Opened in December, the property is a true working farm, with expansive apple orchards, formal kitchen gardens, acres of land for foraging wild edibles, and 15,000 square feet of hydroponic and traditional conservatory greenhouses to keep the harvests going all year round.
All that land allows guests to meander along 5 miles of hiking trails through old-growth forest, kayak and paddle board across the 7-acre Lake Mishkin and pull up chairs by the outdoor fire pits.
Unlike a Norman Rockwell painting, Southall packs in luxury perks like a 15,000-square-foot spa with eight individual treatment rooms and two couples suites, as well as an all-season heated pool overlooking the lake.
All-day dining at Sojourner offers southern favorites on a menu which evolves daily depending on what’s fresh, and this spring will bring the debut of a signature dinner restaurant called January.
A certified canning kitchen — dubbed the Jammery (how Rockwellian is that?) — serves as a demo space for culinary education, pickling and canning workshops, and tastings of the resort’s local honey.
“Our honey tastings have been extremely popular,” said executive chef Andrew Klamar. Southall’s honey has been recognized as one of the best in the country, winning Good Food Awards in 2020 and 2022, before the resort even opened to guests. “One of the jokes we tell during the honey tastings is that we hope when our guests go home, they take their squeeze bear of honey out of their cabinets and throw it out. Ours is that good.”
While Nashville has seen a hurricane of hotel development in recent years, it oddly lacked a true resort property.
Southall, however, opened just 30 minutes outside the heart of Music City in the satellite suburb of Franklin — a longtime refuge for country music stars. The location made sense. Franklin has become the American South’s place to be, with an estimated population just shy of 90,000 — up sevenfold from a mere 12,407 in 1980.
“No one has ever built an amenity like this here before,” said founder Paul Mishkin, who worked in Chicago’s securities and options trading industry for 40 years before coming to Tennessee in 2013 with the idea of developing a farming-focused real estate investment. He fell in love, as many have, with the region’s temperate climate, rolling hillsides and unpretentious air.

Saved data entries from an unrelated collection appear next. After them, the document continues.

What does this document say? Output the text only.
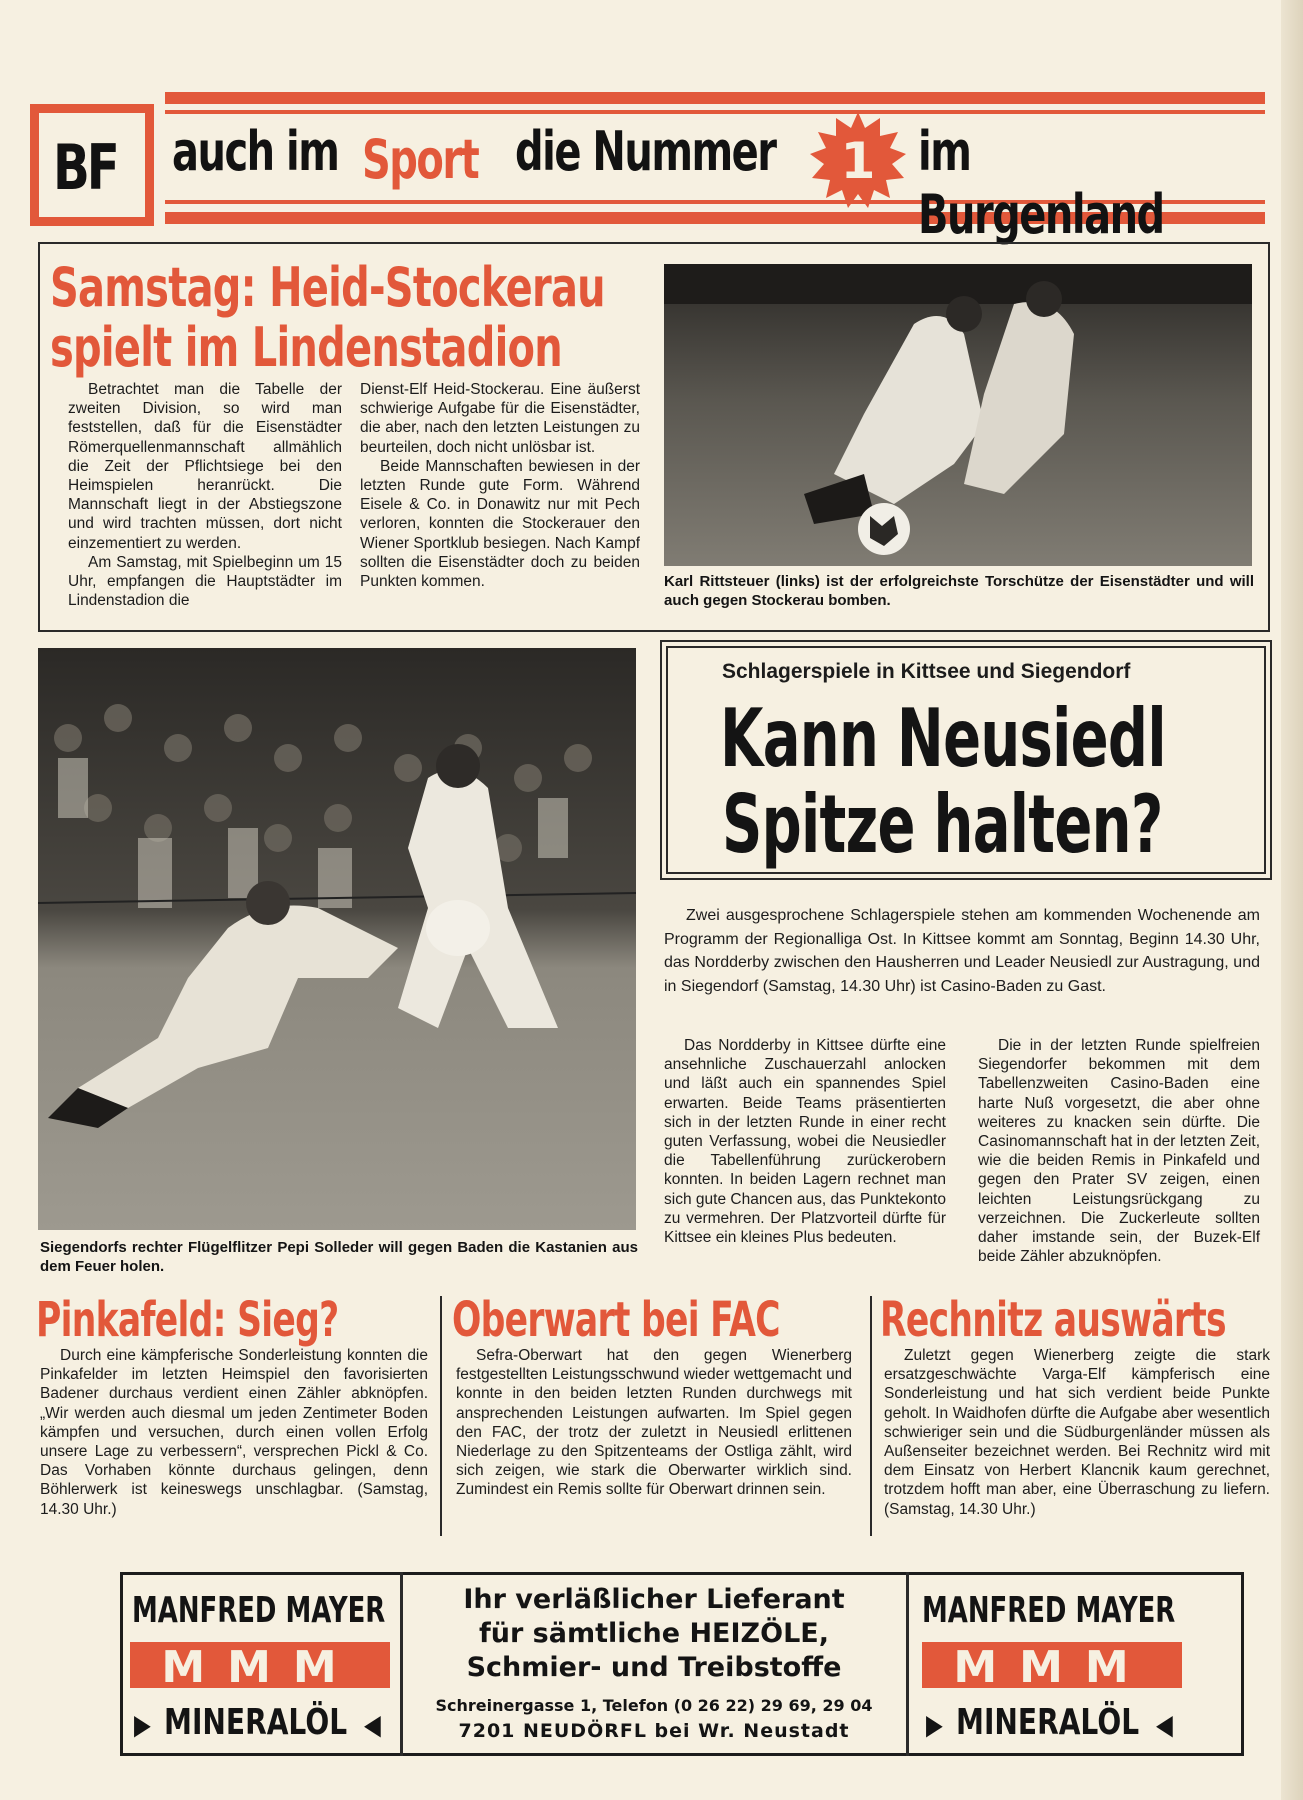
BF auch im Sport die Nummer 1 im Burgenland
Samstag: Heid-Stockerau
spielt im Lindenstadion

Betrachtet man die Tabelle der zweiten Division, so wird man feststellen, daß für die Eisenstädter Römerquellenmannschaft allmählich die Zeit der Pflichtsiege bei den Heimspielen heranrückt. Die Mannschaft liegt in der Abstiegszone und wird trachten müssen, dort nicht einzementiert zu werden.

Am Samstag, mit Spielbeginn um 15 Uhr, empfangen die Hauptstädter im Lindenstadion die

Dienst-Elf Heid-Stockerau. Eine äußerst schwierige Aufgabe für die Eisenstädter, die aber, nach den letzten Leistungen zu beurteilen, doch nicht unlösbar ist.

Beide Mannschaften bewiesen in der letzten Runde gute Form. Während Eisele & Co. in Donawitz nur mit Pech verloren, konnten die Stockerauer den Wiener Sportklub besiegen. Nach Kampf sollten die Eisenstädter doch zu beiden Punkten kommen.	Karl Rittsteuer (links) ist der erfolgreichste Torschütze der Eisenstädter und will auch gegen Stockerau bomben.
Siegendorfs rechter Flügelflitzer Pepi Solleder will gegen Baden die Kastanien aus dem Feuer holen.
Schlagerspiele in Kittsee und Siegendorf
Kann Neusiedl
Spitze halten?
Zwei ausgesprochene Schlagerspiele stehen am kommenden Wochenende am Programm der Regionalliga Ost. In Kittsee kommt am Sonntag, Beginn 14.30 Uhr, das Nordderby zwischen den Hausherren und Leader Neusiedl zur Austragung, und in Siegendorf (Samstag, 14.30 Uhr) ist Casino-Baden zu Gast.
Das Nordderby in Kittsee dürfte eine ansehnliche Zuschauerzahl anlocken und läßt auch ein spannendes Spiel erwarten. Beide Teams präsentierten sich in der letzten Runde in einer recht guten Verfassung, wobei die Neusiedler die Tabellenführung zurückerobern konnten. In beiden Lagern rechnet man sich gute Chancen aus, das Punktekonto zu vermehren. Der Platzvorteil dürfte für Kittsee ein kleines Plus bedeuten.
Die in der letzten Runde spielfreien Siegendorfer bekommen mit dem Tabellenzweiten Casino-Baden eine harte Nuß vorgesetzt, die aber ohne weiteres zu knacken sein dürfte. Die Casinomannschaft hat in der letzten Zeit, wie die beiden Remis in Pinkafeld und gegen den Prater SV zeigen, einen leichten Leistungsrückgang zu verzeichnen. Die Zuckerleute sollten daher imstande sein, der Buzek-Elf beide Zähler abzuknöpfen.
Pinkafeld: Sieg?
Durch eine kämpferische Sonderleistung konnten die Pinkafelder im letzten Heimspiel den favorisierten Badener durchaus verdient einen Zähler abknöpfen. „Wir werden auch diesmal um jeden Zentimeter Boden kämpfen und versuchen, durch einen vollen Erfolg unsere Lage zu verbessern“, versprechen Pickl & Co. Das Vorhaben könnte durchaus gelingen, denn Böhlerwerk ist keineswegs unschlagbar. (Samstag, 14.30 Uhr.)
Oberwart bei FAC
Sefra-Oberwart hat den gegen Wienerberg festgestellten Leistungsschwund wieder wettgemacht und konnte in den beiden letzten Runden durchwegs mit ansprechenden Leistungen aufwarten. Im Spiel gegen den FAC, der trotz der zuletzt in Neusiedl erlittenen Niederlage zu den Spitzenteams der Ostliga zählt, wird sich zeigen, wie stark die Oberwarter wirklich sind. Zumindest ein Remis sollte für Oberwart drinnen sein.
Rechnitz auswärts
Zuletzt gegen Wienerberg zeigte die stark ersatzgeschwächte Varga-Elf kämpferisch eine Sonderleistung und hat sich verdient beide Punkte geholt. In Waidhofen dürfte die Aufgabe aber wesentlich schwieriger sein und die Südburgenländer müssen als Außenseiter bezeichnet werden. Bei Rechnitz wird mit dem Einsatz von Herbert Klancnik kaum gerechnet, trotzdem hofft man aber, eine Überraschung zu liefern. (Samstag, 14.30 Uhr.)
MANFRED MAYER
MMM
▶ MINERALÖL ◀
Ihr verläßlicher Lieferant
für sämtliche HEIZÖLE,
Schmier- und Treibstoffe
Schreinergasse 1, Telefon (0 26 22) 29 69, 29 04
7201 NEUDÖRFL bei Wr. Neustadt
MANFRED MAYER
MMM
▶ MINERALÖL ◀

“I had never seen anything like this area,” said Mishkin. “And the land was inexpensive relative to what I thought the value could be.”
He bought the first parcel of what would eventually become Southall a year later in 2014, and slowly started accreting nearby parcels into a 325-acre property — the only problem was that the land had virtually no infrastructure.

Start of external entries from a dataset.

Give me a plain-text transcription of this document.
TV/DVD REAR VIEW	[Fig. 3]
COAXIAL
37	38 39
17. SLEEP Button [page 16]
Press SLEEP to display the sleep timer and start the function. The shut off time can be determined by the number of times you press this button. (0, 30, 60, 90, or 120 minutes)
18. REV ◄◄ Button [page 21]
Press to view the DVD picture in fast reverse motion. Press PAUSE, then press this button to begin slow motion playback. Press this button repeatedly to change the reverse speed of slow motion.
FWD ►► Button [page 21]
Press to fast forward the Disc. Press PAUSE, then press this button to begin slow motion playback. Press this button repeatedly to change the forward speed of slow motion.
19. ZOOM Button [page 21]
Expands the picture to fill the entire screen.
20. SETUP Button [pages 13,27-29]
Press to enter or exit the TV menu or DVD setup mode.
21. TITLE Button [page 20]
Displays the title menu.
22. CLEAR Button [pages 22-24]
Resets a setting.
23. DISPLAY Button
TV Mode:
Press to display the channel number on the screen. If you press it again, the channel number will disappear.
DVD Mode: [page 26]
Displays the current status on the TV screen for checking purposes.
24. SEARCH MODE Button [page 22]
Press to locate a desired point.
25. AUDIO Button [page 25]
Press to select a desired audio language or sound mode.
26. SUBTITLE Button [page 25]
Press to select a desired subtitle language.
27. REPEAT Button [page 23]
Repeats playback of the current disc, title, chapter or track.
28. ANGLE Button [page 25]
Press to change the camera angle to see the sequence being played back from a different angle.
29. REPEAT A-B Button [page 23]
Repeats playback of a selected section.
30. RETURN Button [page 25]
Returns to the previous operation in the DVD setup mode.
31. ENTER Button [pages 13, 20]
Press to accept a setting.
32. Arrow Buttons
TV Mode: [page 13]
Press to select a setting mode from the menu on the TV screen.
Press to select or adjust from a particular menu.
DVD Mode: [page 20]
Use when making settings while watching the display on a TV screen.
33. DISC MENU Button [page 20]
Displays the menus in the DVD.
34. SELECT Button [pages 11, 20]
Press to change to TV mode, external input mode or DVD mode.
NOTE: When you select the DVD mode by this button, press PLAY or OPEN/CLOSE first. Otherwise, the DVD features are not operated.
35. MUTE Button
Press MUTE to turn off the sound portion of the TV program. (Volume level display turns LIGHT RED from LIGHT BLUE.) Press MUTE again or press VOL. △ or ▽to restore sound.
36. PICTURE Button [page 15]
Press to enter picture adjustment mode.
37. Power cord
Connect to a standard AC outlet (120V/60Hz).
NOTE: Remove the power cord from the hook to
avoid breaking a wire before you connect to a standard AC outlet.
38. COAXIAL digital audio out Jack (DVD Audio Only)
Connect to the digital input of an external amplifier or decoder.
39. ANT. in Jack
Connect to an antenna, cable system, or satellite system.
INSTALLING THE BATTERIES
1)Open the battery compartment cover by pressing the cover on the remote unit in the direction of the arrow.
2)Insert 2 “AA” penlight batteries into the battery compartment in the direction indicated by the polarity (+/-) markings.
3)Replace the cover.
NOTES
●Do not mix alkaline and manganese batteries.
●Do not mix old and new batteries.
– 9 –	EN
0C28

“I learned that it is basically impossible to take raw land with no utilities, a 1-inch water pipe and some electrical from the city,” said Mishkin. “I took this raw land and like ‘Sims City,’ turned it into something. It was a massive undertaking with zoning and bringing in the resources.”
Southall was created over more than seven years of development. The costs and challenges of building a working agriculture-focused hotel from scratch were significant, but it’s a concept that’s already been proven.
Blackberry Farm, a Relais & Chateaux property located 200 miles east in Walland, Tenn., has capitalized on (and, some would say, pioneered) the luxury farm model since first opening in 1990.
The two properties differ in key ways: Blackberry Farm is 50 minutes by car from the smaller city of Knoxville, and Southall is just outside downtown Nashville; Blackberry Farm commands 4,200 acres as opposed to Southall’s 325; and Blackberry Farm’s all-inclusive rates easily soar over $2,000 per night with a three-night minimum, whereas rooms at Southall start at $839 per night.
“Franklin has exploded with growth and has become very attractive,” said Mishkin. “There’s a lot less open country than when I first came here, but I like to think we’re preserving what we can. The land I have is at least 90% green still.”